Dingo is a data quality assessment tool that helps you automatically detect data quality issues in your datasets. Dingo provides a variety of built-in detection rules and model methods, and also supports custom detection methods. It supports commonly used NLP datasets and multimodal datasets, including pre-training datasets, fine-tuning datasets, and evaluation datasets. In addition, Dingo supports various interface usage methods, including local CLI, SDK, and RESTFul API, making it easy to integrate into various evaluation platforms, such as OpenCompasssimple-evals etc.

Architecture of Dingo

Architecture of dingo

QuickStart

Install dingo.

pip install dingo

Try the following SDK demo code:

from dingo.model import Model
from dingo.io import RawInputModel
from dingo.exec import Executor

input_data = {
    "eval_models": ["sft"],
    "input_path": "tatsu-lab/alpaca", # default from huggingface
    "data_format": "plaintext",
}

raw_input = RawInputModel(**input_data)
Model.apply_config(raw_input.custom_config_path)
executor = Executor.exec_map["local"](raw_input)
result = executor.evaluate()
print(result)

you can also try CLI:

python -m dingo.run.cli --input_path tatsu-lab/alpaca -e sft --data_format plaintext

Tutorials

Config

Execute

Dingo can be run locally or on a Spark cluster.

Local Mode

In addition to the aforementioned SDK calls, you can also run data evaluation locally with CLI:

python -m dingo.run.cli

The CLI parameters are as follows.

parameter name description
-e or --eval_models The model used to evaluate data quality.
-i or --input_path The path of data. It can be a file or a directory.
--output_path The path of result data.
--data_format The format of data. It can be json, jsonl, plaintext and list json.
--dataset The platform for data run. It can be huggingface, local and spark.
--datasource The source of data. It can be huggingface, local and s3.
--huggingface_split The split of huggingface.
--column_id The column name of id in data.
--column_prompt The column name of prompt in data.
--column_content The column name of content in data.
--custom_config_path The path of custom config file.
--spark_master_url The url of spark master.
--spark_summary_save_path The path of summary saved when run in spark.
--s3_ak The ak of s3.
--s3_sk The sk of s3.
--s3_endpoint_url The url of end point in s3.
--s3_addressing_style The style of addressing in s3.
--s3_bucket The bucket of s3.

More information can be obtained by running the following command: python -m dingo.run.cli --help.

Spark Mode

If the scale of data is very large you can use Spark to run the project.

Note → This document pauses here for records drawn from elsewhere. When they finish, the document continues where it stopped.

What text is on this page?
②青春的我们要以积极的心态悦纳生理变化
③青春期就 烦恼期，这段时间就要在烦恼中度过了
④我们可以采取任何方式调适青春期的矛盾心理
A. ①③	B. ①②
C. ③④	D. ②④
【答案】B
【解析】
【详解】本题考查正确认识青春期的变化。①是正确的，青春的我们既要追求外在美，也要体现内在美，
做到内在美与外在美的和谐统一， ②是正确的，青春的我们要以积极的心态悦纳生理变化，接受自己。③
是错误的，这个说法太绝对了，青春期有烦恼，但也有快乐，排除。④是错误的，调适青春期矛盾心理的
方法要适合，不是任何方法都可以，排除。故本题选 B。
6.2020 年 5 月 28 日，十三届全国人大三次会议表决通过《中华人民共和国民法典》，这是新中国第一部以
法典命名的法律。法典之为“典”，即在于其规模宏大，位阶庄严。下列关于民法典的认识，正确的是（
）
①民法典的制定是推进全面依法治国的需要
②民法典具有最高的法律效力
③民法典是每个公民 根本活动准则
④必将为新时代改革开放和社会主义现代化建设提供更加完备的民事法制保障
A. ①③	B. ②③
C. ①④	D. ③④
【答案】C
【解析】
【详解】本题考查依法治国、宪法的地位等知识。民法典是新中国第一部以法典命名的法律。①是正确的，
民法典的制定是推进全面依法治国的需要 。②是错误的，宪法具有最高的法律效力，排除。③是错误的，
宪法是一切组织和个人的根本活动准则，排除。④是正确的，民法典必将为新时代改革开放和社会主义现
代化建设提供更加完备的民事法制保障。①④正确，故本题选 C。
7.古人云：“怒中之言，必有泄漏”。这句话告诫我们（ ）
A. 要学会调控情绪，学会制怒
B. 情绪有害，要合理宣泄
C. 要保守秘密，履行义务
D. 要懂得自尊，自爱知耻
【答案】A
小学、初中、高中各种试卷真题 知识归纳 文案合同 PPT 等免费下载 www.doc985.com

Firstly, create an object from SparkExecutor, and set the actual instances of SparkSession and DataFrame.

from dingo.exec.spark import SparkExecutor

spark_exec = SparkExecutor()
spark_exec.set_spark(spark_session)
spark_exec.set_input_df(spark_data_frame)

Then, convert the data and execute the rule list.

spark_exec.convert_data(column_id=['data_id'], column_prompt=['prompt'], column_content=['content'])
spark_exec.execute(["CommonSpecialCharacter", "CommonColonEnd"])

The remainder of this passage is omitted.